Chicago has long been a “sanctuary city"—with more robust protections for undocumented immigrants than many other jurisdictions across the nation.
As it stands, the city law limits interactions police and other city employees have with Immigration and Customs Enforcement, a federal agency. Local officials may not ask for a person’s immigration status or turn undocumented immigrants over to federal agents. Last fall, City Council amended the ordinance to provide additional protections, barring city officials from threatening to reveal the immigration status of a person to federal officials or verbally abusing immigrants based on their race, citizenship, or country of origin.
But the law still has limitations. Chicago police may communicate with federal agents about undocumented immigrants who have an outstanding criminal warrant, a prior felony conviction, a pending felony prosecution, or are in the city’s gang database. Since Donald Trump’s inauguration, immigrant-rights groups in Chicago have stepped up their efforts to end these “carve-outs,” culminating in a proposed amendment to the ordinance, sponsored by 28 aldermen, introduced in February—earlier this month, the American Civil Liberties Union joined them.
On the other hand, the Trump administration often cites Chicago as an example of immigrant protections gone too far—recently ICE head Thomas Homan, in a Fox News interview, referred to Chicago when he described sanctuary jurisdictions as “un-American.”
So, how does Chicago stack up against other sanctuary-city laws?
You don’t have to look too far to find a place with more extensive protections. In February, the village of Oak Park unanimously passed an ordinance prohibiting city officials, including police, from identifying, apprehending, or transferring undocumented immigrants in Oak Park to federal agents without a valid and properly issued court-ordered criminal warrant.

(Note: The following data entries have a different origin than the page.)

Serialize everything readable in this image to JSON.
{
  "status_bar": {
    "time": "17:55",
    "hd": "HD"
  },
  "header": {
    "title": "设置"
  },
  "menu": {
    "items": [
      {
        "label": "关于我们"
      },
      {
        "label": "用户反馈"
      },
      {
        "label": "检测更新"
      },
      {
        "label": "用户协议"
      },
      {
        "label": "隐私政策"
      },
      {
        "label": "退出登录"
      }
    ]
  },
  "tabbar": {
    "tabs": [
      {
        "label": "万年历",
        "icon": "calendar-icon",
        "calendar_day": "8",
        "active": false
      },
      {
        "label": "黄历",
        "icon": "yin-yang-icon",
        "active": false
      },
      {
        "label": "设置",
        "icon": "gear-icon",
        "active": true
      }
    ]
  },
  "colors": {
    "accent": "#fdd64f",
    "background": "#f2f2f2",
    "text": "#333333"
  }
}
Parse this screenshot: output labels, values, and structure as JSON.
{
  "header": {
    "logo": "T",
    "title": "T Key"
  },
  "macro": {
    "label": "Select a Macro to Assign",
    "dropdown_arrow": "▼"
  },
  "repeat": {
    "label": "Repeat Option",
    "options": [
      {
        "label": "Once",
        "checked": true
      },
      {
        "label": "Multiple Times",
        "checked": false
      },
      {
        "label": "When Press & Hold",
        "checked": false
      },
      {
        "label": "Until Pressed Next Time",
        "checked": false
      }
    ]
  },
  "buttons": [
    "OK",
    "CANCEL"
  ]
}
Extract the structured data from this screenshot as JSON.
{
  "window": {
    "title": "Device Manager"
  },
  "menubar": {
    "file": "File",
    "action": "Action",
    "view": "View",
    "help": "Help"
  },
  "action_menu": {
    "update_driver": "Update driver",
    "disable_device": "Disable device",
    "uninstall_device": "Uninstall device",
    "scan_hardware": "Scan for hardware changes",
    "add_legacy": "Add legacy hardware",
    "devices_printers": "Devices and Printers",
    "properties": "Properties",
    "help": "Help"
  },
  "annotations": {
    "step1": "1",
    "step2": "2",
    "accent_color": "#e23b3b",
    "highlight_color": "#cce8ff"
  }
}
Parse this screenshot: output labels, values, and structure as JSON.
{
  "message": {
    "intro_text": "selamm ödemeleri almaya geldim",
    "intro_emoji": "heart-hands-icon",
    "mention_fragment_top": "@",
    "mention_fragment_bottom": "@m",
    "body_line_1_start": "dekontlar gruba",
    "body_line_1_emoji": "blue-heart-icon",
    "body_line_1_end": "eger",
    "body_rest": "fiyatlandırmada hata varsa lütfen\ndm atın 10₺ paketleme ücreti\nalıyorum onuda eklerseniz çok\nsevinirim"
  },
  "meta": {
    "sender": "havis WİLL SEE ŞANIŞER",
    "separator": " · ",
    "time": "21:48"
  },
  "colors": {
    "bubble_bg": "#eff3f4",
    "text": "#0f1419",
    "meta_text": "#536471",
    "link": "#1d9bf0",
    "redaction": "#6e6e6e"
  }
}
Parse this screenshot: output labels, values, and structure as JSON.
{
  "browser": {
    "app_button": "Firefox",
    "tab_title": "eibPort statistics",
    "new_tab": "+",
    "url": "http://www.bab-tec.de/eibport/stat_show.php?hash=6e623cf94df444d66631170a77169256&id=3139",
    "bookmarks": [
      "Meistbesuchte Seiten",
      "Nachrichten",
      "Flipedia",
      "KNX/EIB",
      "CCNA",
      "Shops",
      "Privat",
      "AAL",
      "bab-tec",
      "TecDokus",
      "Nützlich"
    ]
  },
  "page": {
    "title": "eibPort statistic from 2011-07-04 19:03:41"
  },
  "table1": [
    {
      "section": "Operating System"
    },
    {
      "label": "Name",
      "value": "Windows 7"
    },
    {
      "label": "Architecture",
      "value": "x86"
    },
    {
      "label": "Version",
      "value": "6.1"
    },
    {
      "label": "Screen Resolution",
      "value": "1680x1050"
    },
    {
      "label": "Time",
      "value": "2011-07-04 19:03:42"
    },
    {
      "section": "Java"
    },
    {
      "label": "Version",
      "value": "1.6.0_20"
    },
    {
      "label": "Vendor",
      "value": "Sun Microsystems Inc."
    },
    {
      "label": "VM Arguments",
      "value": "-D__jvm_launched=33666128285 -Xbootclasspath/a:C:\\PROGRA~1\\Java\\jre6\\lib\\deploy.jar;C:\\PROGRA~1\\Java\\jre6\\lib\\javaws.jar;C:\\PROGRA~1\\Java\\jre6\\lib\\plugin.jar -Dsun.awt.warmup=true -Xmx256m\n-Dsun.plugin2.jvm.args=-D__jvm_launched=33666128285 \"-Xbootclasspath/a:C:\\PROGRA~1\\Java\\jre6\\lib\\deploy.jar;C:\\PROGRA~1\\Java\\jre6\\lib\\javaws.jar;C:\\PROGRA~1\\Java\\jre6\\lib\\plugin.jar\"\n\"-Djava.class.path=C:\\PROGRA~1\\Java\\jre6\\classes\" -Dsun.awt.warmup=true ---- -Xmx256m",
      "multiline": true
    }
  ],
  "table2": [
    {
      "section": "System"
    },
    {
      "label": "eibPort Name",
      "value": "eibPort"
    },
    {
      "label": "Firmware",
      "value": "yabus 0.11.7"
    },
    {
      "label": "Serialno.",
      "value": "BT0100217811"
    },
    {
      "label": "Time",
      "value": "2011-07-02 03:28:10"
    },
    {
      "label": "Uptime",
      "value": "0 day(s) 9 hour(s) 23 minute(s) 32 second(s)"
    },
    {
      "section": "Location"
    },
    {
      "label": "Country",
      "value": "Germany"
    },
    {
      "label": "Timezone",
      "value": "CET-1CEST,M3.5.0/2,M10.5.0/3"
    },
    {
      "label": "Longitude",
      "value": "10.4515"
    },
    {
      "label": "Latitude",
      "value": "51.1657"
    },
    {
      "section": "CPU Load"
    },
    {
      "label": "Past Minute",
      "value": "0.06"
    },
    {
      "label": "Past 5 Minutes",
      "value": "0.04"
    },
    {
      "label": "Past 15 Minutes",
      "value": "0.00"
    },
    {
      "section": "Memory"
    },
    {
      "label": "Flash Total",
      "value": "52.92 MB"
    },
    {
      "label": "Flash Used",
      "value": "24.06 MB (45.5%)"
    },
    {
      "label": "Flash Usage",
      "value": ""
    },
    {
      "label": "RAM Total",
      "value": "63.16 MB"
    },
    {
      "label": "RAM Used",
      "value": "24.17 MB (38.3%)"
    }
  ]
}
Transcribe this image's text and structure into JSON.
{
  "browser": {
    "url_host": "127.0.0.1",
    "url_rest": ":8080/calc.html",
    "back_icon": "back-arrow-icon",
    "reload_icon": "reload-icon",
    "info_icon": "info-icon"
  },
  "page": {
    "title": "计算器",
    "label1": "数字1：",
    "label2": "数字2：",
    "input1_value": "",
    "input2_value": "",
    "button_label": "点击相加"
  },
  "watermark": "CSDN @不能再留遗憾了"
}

The ordinance also states that no village agency or agent “shall expend any time, facilities, equipment, information, or other resources of the agency … to facilitate the creation, publication, or maintenance of any federal program to register individuals present in the United States based on their ancestry, national origin or religion.”
Immigrant-rights advocates have lauded Oak Park’s no-exemptions ordinance, calling it one of the most progressive in the nation. According to Fred Tsao, senior policy counsel at the Illinois Coalition for Immigrant and Refugee Rights, the “Oak Park ordinance has provided a template for several other communities including Berwyn, Summit, and Forest Park.”
While no major cities have adopted an exemption-free policy like Oak Park’s, some have fewer carve-outs than Chicago. Philadelphia refrains from helping federal agents and will only assist with an immigration detainer if it comes with a judicial warrant, Tsao says. San Francisco’s ordinance only exempts individuals in custody for a violent crime or convicted of violent felonies within the past seven years.
Tsao says people have a misconception that ICE doesn’t operate in sanctuary jurisdictions: “ICE operates in the city of Chicago, and other cities that have [sanctuary] policies in place, and they will continue to do that, local ordinance withstanding. Local jurisdictions cannot control what ICE does, for better or worse.”